- Directed by: Richard Keith
- Written by: Richard Keith; Craig Robert Young;
- Produced by: Richard Keith; Craig Robert Young; Paul Spadone;
- Starring: Craig Robert Young; Adam Huss; Anna Becker; Elizabeth Warner;
- Cinematography: Richard Keith
- Edited by: David Codron; Richard Keith;
- Music by: John Norris
- Release date: 2005;
- Running time: 83 min
- Country: United States
- Language: English

= Wannabe (film) =

Wannabe is a 2005 comedy film starring Craig Robert Young, Adam Huss, Anna Becker, and Elizabeth Warner. It was written and produced by Young and Richard Keith and directed by Keith.

== Plot ==
Steve Williams (Craig Robert Young) was once part of boy band "Busboyz", but after surviving a horrific accident which killed the other members of the band, he now finds himself struggling for work, seeking credibility as an actor and the focus of a documentary. After being dropped by his manager for Paul—who was in a boy band rivalling "Busboyz"—Steve tries to make his own way through ever more demeaning auditions until he hears of a casting call for a Monkees-like TV show where he could showcase his acting, dancing and singing talents.

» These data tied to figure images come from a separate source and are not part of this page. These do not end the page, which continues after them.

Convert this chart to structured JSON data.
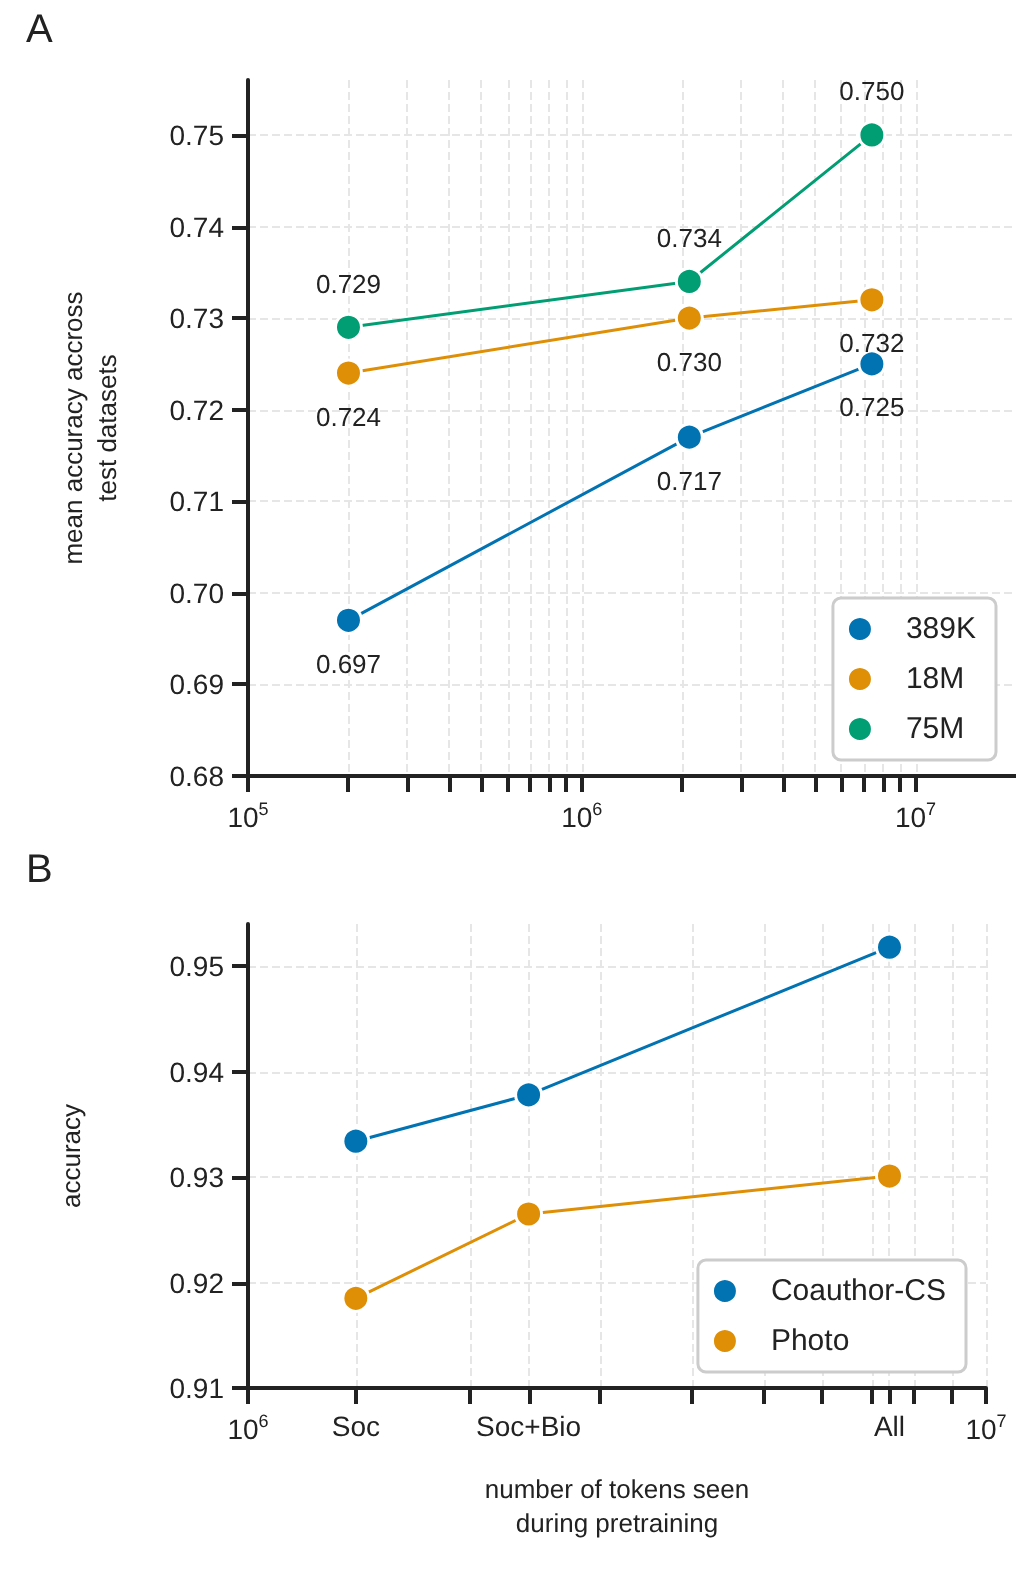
{
  "chart_data": [
    {
      "type": "line",
      "title": "A",
      "ylabel": "mean accuracy accross\ntest datasets",
      "x": [
        200000,
        2100000,
        7400000
      ],
      "log": "x",
      "xlim": [
        100000,
        20000000
      ],
      "xticks": [
        {
          "value": 100000,
          "label": "10$^{5}$"
        },
        {
          "value": 200000,
          "label": null
        },
        {
          "value": 300000,
          "label": null
        },
        {
          "value": 400000,
          "label": null
        },
        {
          "value": 500000,
          "label": null
        },
        {
          "value": 600000,
          "label": null
        },
        {
          "value": 700000,
          "label": null
        },
        {
          "value": 800000,
          "label": null
        },
        {
          "value": 900000,
          "label": null
        },
        {
          "value": 1000000,
          "label": "10$^{6}$"
        },
        {
          "value": 2000000,
          "label": null
        },
        {
          "value": 3000000,
          "label": null
        },
        {
          "value": 4000000,
          "label": null
        },
        {
          "value": 5000000,
          "label": null
        },
        {
          "value": 6000000,
          "label": null
        },
        {
          "value": 7000000,
          "label": null
        },
        {
          "value": 8000000,
          "label": null
        },
        {
          "value": 9000000,
          "label": null
        },
        {
          "value": 10000000,
          "label": "10$^{7}$"
        }
      ],
      "ylim": [
        0.68,
        0.756
      ],
      "yticks": [
        0.68,
        0.69,
        {
          "value": 0.7,
          "label": "0.70"
        },
        0.71,
        0.72,
        0.73,
        0.74,
        0.75
      ],
      "grid": true,
      "legend": "bottom right",
      "marker": "circle",
      "series": [
        {
          "name": "389K",
          "color": "#0173b2",
          "values": [
            0.697,
            0.717,
            0.725
          ],
          "value_labels": [
            "0.697",
            "0.717",
            "0.725"
          ]
        },
        {
          "name": "18M",
          "color": "#de8f05",
          "values": [
            0.724,
            0.73,
            0.732
          ],
          "value_labels": [
            "0.724",
            "0.730",
            "0.732"
          ]
        },
        {
          "name": "75M",
          "color": "#029e73",
          "values": [
            0.729,
            0.734,
            0.75
          ],
          "value_labels": [
            "0.729",
            "0.734",
            "0.750"
          ]
        }
      ]
    },
    {
      "type": "line",
      "title": "B",
      "xlabel": "number of tokens seen\nduring pretraining",
      "ylabel": "accuracy",
      "x": [
        1400000,
        2400000,
        7400000
      ],
      "log": "x",
      "xlim": [
        1000000,
        10000000
      ],
      "xticks": [
        {
          "value": 1000000,
          "label": "10$^{6}$"
        },
        {
          "value": 1400000,
          "label": "Soc"
        },
        {
          "value": 2000000,
          "label": null
        },
        {
          "value": 2400000,
          "label": "Soc+Bio"
        },
        {
          "value": 3000000,
          "label": null
        },
        {
          "value": 4000000,
          "label": null
        },
        {
          "value": 5000000,
          "label": null
        },
        {
          "value": 6000000,
          "label": null
        },
        {
          "value": 7000000,
          "label": null
        },
        {
          "value": 7400000,
          "label": "All"
        },
        {
          "value": 8000000,
          "label": null
        },
        {
          "value": 9000000,
          "label": null
        },
        {
          "value": 10000000,
          "label": "10$^{7}$"
        }
      ],
      "ylim": [
        0.91,
        0.954
      ],
      "yticks": [
        0.91,
        0.92,
        0.93,
        0.94,
        0.95
      ],
      "grid": true,
      "legend": "bottom right",
      "marker": "circle",
      "series": [
        {
          "name": "Coauthor-CS",
          "color": "#0173b2",
          "values": [
            0.9334,
            0.9378,
            0.9518
          ]
        },
        {
          "name": "Photo",
          "color": "#de8f05",
          "values": [
            0.9185,
            0.9265,
            0.9301
          ]
        }
      ]
    }
  ]
}
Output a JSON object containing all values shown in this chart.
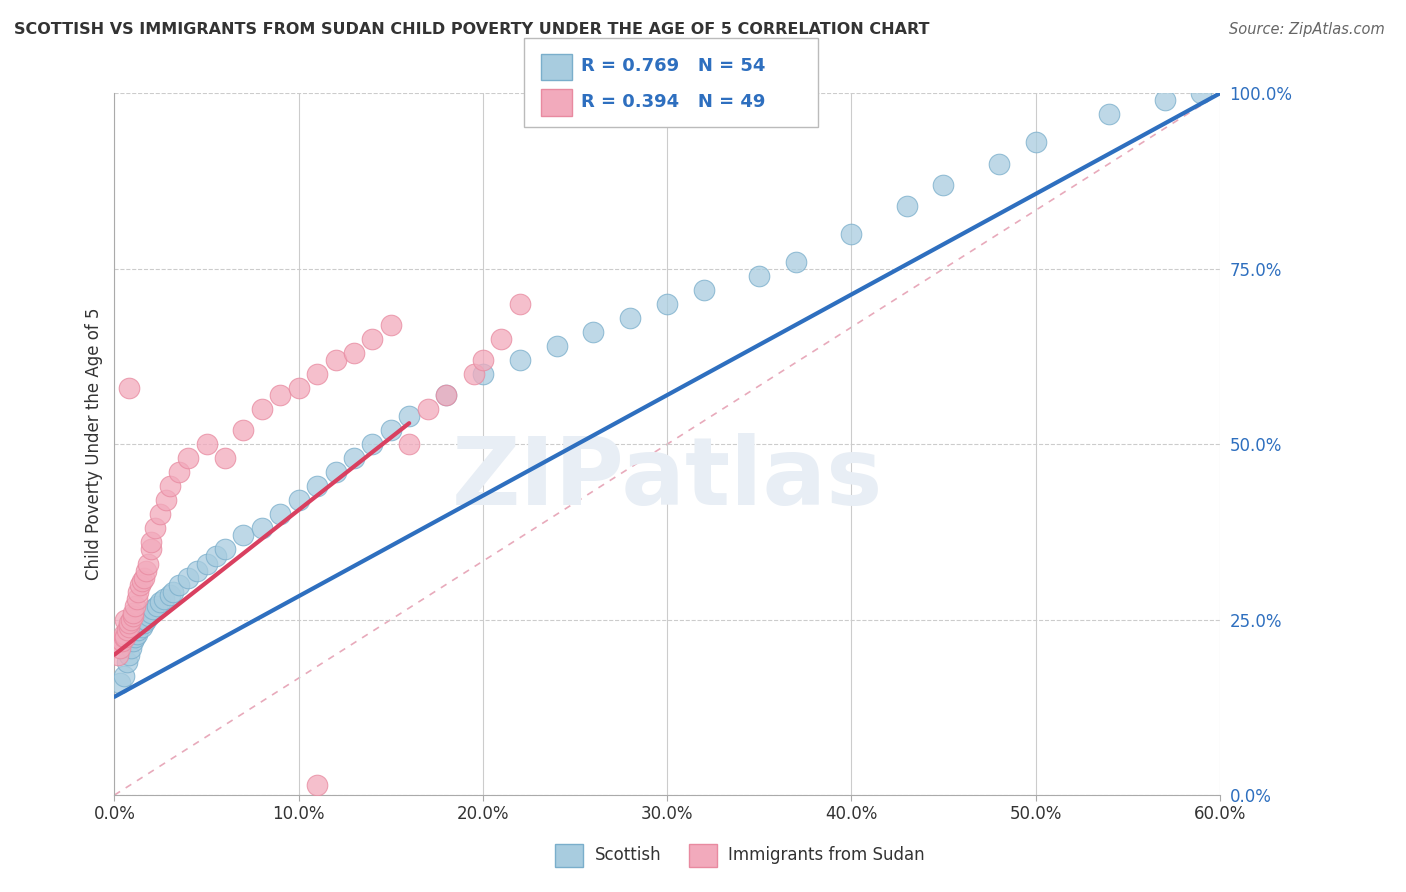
{
  "title": "SCOTTISH VS IMMIGRANTS FROM SUDAN CHILD POVERTY UNDER THE AGE OF 5 CORRELATION CHART",
  "source": "Source: ZipAtlas.com",
  "xlim": [
    0.0,
    60.0
  ],
  "ylim": [
    0.0,
    100.0
  ],
  "ylabel": "Child Poverty Under the Age of 5",
  "blue_label": "Scottish",
  "pink_label": "Immigrants from Sudan",
  "blue_R": "R = 0.769",
  "blue_N": "N = 54",
  "pink_R": "R = 0.394",
  "pink_N": "N = 49",
  "blue_color": "#A8CCDF",
  "pink_color": "#F2AABC",
  "blue_edge_color": "#7AAECB",
  "pink_edge_color": "#E88AA0",
  "blue_line_color": "#2E6FBF",
  "pink_line_color": "#D94060",
  "diag_color": "#E8AABB",
  "background_color": "#FFFFFF",
  "watermark_text": "ZIPatlas",
  "watermark_color": "#E8EEF5",
  "blue_x": [
    0.3,
    0.5,
    0.7,
    0.8,
    0.9,
    1.0,
    1.1,
    1.2,
    1.3,
    1.5,
    1.6,
    1.7,
    1.9,
    2.0,
    2.1,
    2.3,
    2.5,
    2.7,
    3.0,
    3.2,
    3.5,
    4.0,
    4.5,
    5.0,
    5.5,
    6.0,
    7.0,
    8.0,
    9.0,
    10.0,
    11.0,
    12.0,
    13.0,
    14.0,
    15.0,
    16.0,
    18.0,
    20.0,
    22.0,
    24.0,
    26.0,
    28.0,
    30.0,
    32.0,
    35.0,
    37.0,
    40.0,
    43.0,
    45.0,
    48.0,
    50.0,
    54.0,
    57.0,
    59.0
  ],
  "blue_y": [
    16.0,
    17.0,
    19.0,
    20.0,
    21.0,
    22.0,
    22.5,
    23.0,
    23.5,
    24.0,
    24.5,
    25.0,
    25.5,
    26.0,
    26.5,
    27.0,
    27.5,
    28.0,
    28.5,
    29.0,
    30.0,
    31.0,
    32.0,
    33.0,
    34.0,
    35.0,
    37.0,
    38.0,
    40.0,
    42.0,
    44.0,
    46.0,
    48.0,
    50.0,
    52.0,
    54.0,
    57.0,
    60.0,
    62.0,
    64.0,
    66.0,
    68.0,
    70.0,
    72.0,
    74.0,
    76.0,
    80.0,
    84.0,
    87.0,
    90.0,
    93.0,
    97.0,
    99.0,
    100.0
  ],
  "pink_x": [
    0.2,
    0.3,
    0.4,
    0.5,
    0.5,
    0.6,
    0.6,
    0.7,
    0.8,
    0.8,
    0.9,
    1.0,
    1.0,
    1.1,
    1.2,
    1.3,
    1.4,
    1.5,
    1.6,
    1.7,
    1.8,
    2.0,
    2.0,
    2.2,
    2.5,
    2.8,
    3.0,
    3.5,
    4.0,
    5.0,
    6.0,
    7.0,
    8.0,
    9.0,
    10.0,
    11.0,
    12.0,
    13.0,
    14.0,
    15.0,
    16.0,
    17.0,
    18.0,
    19.5,
    20.0,
    21.0,
    22.0,
    11.0,
    0.8
  ],
  "pink_y": [
    20.0,
    21.0,
    22.0,
    22.5,
    23.0,
    22.5,
    25.0,
    23.5,
    24.0,
    24.5,
    25.0,
    25.5,
    26.0,
    27.0,
    28.0,
    29.0,
    30.0,
    30.5,
    31.0,
    32.0,
    33.0,
    35.0,
    36.0,
    38.0,
    40.0,
    42.0,
    44.0,
    46.0,
    48.0,
    50.0,
    48.0,
    52.0,
    55.0,
    57.0,
    58.0,
    60.0,
    62.0,
    63.0,
    65.0,
    67.0,
    50.0,
    55.0,
    57.0,
    60.0,
    62.0,
    65.0,
    70.0,
    1.5,
    58.0
  ],
  "blue_reg_x0": 0.0,
  "blue_reg_y0": 14.0,
  "blue_reg_x1": 60.0,
  "blue_reg_y1": 100.0,
  "pink_reg_x0": 0.0,
  "pink_reg_y0": 20.0,
  "pink_reg_x1": 16.0,
  "pink_reg_y1": 53.0
}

However, Steve then learns that Paul has been passing off as his own a dance contest victory which Paul won, and his nemesis is also trying out for the show. With a dance face-off between them on the cards, who will win out?

==Production==
The film is directed by Richard Keith and was co-written by Keith and Young. It is based loosely on Young's own experiences as an actor in L.A. and former pop band member in UK Brit pop band, Deuce.

It stars Craig Young, Adam Huss, Anna Becker, and Liz Warner, with Brian Nahas, Carole Ita White, Eddie Mills, Tate Taylor, and Susan Duerden, and also features a cameo by Kyle XYs Matt Dallas.

==Reception==
The film won the Audience Award Best Feature at Dances With Films 2006.